Post # 1
… to give out presents to wedding party / parents at the rehearsal dinner?
My Fiance was concerned that this was rude to others in attendance when I said that I wanted to thank our wedding party and parents at the rehearsal dinner and give them their gifts. I don’t understand this at all – actually, if I’m at a rehearsal dinner, I expect to see the wedding party receive their gifts.
Can any bees offer perspective on this?
Post # 3
I don’t think it’s rude at all. This is how it’s always been done at any rehersal dinners that I have attended whether or not I was in the wedding party. I hope it’s not rude because that was our plan as well.
Post # 4
That’s how we did it with our wedding party. However, we did my parents personally because their gifts were combination gifts…. my Dad performed our ceremony so his present was a combined officiant/parent gift. My parents anniversary was 3 days after our wedding so our present to them was anniversary/thank you gift.
Post # 5
No its not rude. The people who dont get gifts should understand… Most people know who gets gifts (wedding party, parents, etc..)
Post # 6
Not rude at all. It is typical to distribute the gifts at the rehearsal dinner. Other attendees will expect it.
Post # 7
I know normally (at the weddings I have been to at least) they are given out at the reception and that is in front of all your guests. So no I don’t think it is rude to give them out at the rehearsal dinner. I actually think it is more personal and intimate to give them at the rehearsal dinner. That way you can be personally thank everyone and everyone can appreciate their gift and not have to worry about carrying it around, etc at the reception.
Post # 8
Actually, I think that is a great idea! I was going to give my girls theirs at my bachelorette party (jewlery) and he was going to give his groomsmen theirs at his bachelor party (engraved cigar holders w/ a cigar.) I think the rehearsal dinner sounds even better actually. The rehearsal dinner is sort of a “thank you” anyway so why not add the gift giving at that time too =)
Post # 9
I hope not, that’s how we did it 😉
Post # 10
I think that is actually how you are supposed to do it! That is exactly how I indend to do it, anyway!
Post # 11
Not rude at all. It’s the way it’s always done, as far as I know. We did this at ours last year.
Post # 12
That’s the only way I’ve ever seen it! I don’t think you should worry about it being rude to anyone.
Post # 13
hmmm i’m the odd one out. i’ve never seen this done at a rehearsal dinner. and every wedding i’ve been in i’ve received the gift privately, (usually while getting ready on the day of with the other bridesmaids.)
Post # 14
That’s how it’s done at every rehearsal dinner I’ve been to.

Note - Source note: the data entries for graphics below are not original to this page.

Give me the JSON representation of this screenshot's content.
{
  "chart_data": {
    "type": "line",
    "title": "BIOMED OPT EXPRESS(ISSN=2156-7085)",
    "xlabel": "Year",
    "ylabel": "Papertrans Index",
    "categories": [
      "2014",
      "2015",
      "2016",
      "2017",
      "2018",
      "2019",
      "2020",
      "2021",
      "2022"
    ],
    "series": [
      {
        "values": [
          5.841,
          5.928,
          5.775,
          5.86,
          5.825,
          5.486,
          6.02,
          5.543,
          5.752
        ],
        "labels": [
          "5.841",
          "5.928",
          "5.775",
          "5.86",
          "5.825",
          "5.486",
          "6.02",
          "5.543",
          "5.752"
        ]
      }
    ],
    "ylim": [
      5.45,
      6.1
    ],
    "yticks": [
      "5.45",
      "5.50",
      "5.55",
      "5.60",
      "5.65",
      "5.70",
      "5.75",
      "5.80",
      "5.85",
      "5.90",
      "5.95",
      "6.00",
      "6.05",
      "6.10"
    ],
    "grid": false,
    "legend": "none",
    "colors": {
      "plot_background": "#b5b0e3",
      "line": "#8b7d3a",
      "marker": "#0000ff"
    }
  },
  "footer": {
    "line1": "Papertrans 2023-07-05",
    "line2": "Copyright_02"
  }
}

You could wait til the day of the wedding and a time when you are just with your bridal party, if Fiance isn’t comfortable with it.
Post # 15
I know its customary, but I personally felt uncomfortable with it just like your Fiance. Instead we had a court brunch early in the planning process where I gave them their gifts and thanked them (plus gave them lil calendars). lol.
Post # 16
I don’t think it’s rude, no. I would however find it rude, if the other people there expected to receive gifts lol.